Tous les dinosaures végétariens ne mâchaient pas leur nourriture de la même manière
Si des études ont montré comment les différents dinosaures se nourrissaient, on sait très peu de choses sur l’évolution de leur style d’alimentation préféré. Dans une nouvelle étude, des chercheurs ont découvert un nombre surprenant de différences dans la façon dont ces animaux disparus qui dominaient la planète abordaient un régime à base de plantes, en reconstituant les muscles de la mâchoire et en mesurant la force de morsure des dinosaures.
Image d’entête : reconstruction de la chair de la tête et du cou du dinosaure herbivore Heterodontosaurus tucki des formations Upper Elliot et Clarens du Jurassique inférieur d’Afrique du Sud. (Tyler Keillor)
Un groupe de chercheurs de l’université de Bristol, au Royaume-Uni, a utilisé des scanners de crânes de dinosaures pour suivre l’évolution des premiers herbivores. Ils ont analysé cinq crânes de dinosaures du groupe des ornithischiens, dont l’Heterodontosaurus, le Lesothosaurus, le Scelidosaurus, l’Hypsilophodon et le Psittacosaurus.
Ce sont les premiers représentants de ce qui deviendra plus tard le plus grand groupe de dinosaures herbivores. Bien qu’ils soient tous végétariens, ces cinq animaux ont évolué de manière différente et se sont adaptés à la consommation de plantes. Selon les chercheurs, cette découverte pourrait permettre de mieux comprendre comment les dinosaures ont évolué pour occuper certaines niches écologiques.
Selon l’auteur principal de l’étude, David Button :
Lorsque nous avons comparé les performances fonctionnelles du crâne et des dents de ces dinosaures herbivores, nous avons constaté des différences significatives dans les tailles relatives des muscles de la mâchoire, les forces de morsure et la force de la mâchoire entre eux, ce qui montre qu’ils avaient évolué de différentes manières pour aborder leur régime alimentaire.
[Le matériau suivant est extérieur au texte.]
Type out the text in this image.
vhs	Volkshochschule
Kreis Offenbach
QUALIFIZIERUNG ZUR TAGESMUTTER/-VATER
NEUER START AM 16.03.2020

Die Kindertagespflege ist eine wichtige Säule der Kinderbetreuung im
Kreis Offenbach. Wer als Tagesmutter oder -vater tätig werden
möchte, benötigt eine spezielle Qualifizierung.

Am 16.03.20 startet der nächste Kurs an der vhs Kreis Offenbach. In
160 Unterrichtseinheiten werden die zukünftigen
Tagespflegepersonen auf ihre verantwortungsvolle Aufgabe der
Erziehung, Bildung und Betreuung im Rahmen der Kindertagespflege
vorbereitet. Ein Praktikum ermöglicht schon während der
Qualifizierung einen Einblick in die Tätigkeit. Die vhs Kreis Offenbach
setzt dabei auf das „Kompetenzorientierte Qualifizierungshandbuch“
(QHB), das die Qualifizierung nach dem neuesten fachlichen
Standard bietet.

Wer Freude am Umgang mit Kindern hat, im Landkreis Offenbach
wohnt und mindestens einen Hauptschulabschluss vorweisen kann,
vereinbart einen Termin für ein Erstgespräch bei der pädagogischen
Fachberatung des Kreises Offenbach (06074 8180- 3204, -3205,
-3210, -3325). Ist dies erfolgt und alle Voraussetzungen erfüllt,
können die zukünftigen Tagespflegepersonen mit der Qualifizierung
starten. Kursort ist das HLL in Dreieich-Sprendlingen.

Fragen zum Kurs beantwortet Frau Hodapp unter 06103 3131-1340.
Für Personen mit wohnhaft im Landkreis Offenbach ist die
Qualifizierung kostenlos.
Après avoir réalisé des tomodensitométries sur les fossiles, les chercheurs ont reconstitué les muscles de la mâchoire à l’aide de données provenant d’espèces vivantes, telles que des oiseaux et des crocodiles, afin de déterminer où les muscles auraient été situés. Ils ont ensuite procédé à une « analyse par la méthode des éléments finis« , une méthode numérique qui divise une surface en de nombreuses parties plus petites pour prédire comment un modèle réagira aux forces dans le monde réel, et ils ont calculé la force de morsure des muscles en fonction de leur taille et de leur disposition.
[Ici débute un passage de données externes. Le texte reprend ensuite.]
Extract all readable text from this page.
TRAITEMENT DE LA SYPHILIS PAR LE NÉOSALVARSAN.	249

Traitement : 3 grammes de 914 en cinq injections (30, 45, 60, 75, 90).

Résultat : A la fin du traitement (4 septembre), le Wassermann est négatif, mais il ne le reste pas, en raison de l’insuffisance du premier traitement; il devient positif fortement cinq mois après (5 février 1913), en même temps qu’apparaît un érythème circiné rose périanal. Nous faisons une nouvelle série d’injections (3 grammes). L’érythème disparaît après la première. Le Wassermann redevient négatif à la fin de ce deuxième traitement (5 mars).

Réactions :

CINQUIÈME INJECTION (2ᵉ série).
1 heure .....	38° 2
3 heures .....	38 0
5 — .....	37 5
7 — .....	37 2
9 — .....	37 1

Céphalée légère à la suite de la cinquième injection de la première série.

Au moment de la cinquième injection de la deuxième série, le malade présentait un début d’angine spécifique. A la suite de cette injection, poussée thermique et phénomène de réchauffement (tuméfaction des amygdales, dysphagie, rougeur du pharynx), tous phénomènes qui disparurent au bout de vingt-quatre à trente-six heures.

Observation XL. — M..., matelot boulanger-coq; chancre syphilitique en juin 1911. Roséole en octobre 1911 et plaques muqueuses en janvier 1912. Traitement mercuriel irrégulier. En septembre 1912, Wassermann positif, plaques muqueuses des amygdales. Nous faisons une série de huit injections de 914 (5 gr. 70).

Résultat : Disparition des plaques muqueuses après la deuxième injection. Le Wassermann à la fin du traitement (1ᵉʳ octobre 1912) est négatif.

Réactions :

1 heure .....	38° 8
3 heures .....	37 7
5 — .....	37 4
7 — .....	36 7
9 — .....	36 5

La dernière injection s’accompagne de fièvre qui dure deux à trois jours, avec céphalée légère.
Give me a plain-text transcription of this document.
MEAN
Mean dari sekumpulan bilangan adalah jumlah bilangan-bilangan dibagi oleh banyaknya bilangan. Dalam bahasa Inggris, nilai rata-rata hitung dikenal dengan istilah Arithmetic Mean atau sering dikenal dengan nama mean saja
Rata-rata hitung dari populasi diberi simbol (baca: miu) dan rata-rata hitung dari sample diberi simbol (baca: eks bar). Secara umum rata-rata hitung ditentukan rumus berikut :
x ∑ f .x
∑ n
Reconstitutions tomodensitométriques des crânes et des mâchoires, ainsi que diagrammes de l’emplacement des muscles de la mâchoire chez chaque dinosaure. L’arbre généalogique simplifié ci-dessous montre comment ils sont liés les uns aux autres. (David Button/ Université de Bristol)
Pendant les simulations, les crânes ont mordu un objet imaginaire afin que les chercheurs puissent voir comment les différents éléments réagissent à la force appliquée. Des cartes thermiques ont montré les zones du crâne qui sont fortement sollicitées et celles qui ne le sont pas. Les résultats ont montré que tous les dinosaures concernés par l’étude mangeaient des plantes, mais que chacun avait sa propre façon de procéder.
Certains des modèles d’éléments finis comparant les performances de morsure des cinq dinosaures ornithischiens de l’étude, les différents modèles montrant différents points de morsure. Les couleurs froides (bleu) représentent les zones de faible contrainte tandis que les couleurs chaudes (rouge et rose) indiquent les zones fortement sollicitées. (David Button/ Université de Bristol)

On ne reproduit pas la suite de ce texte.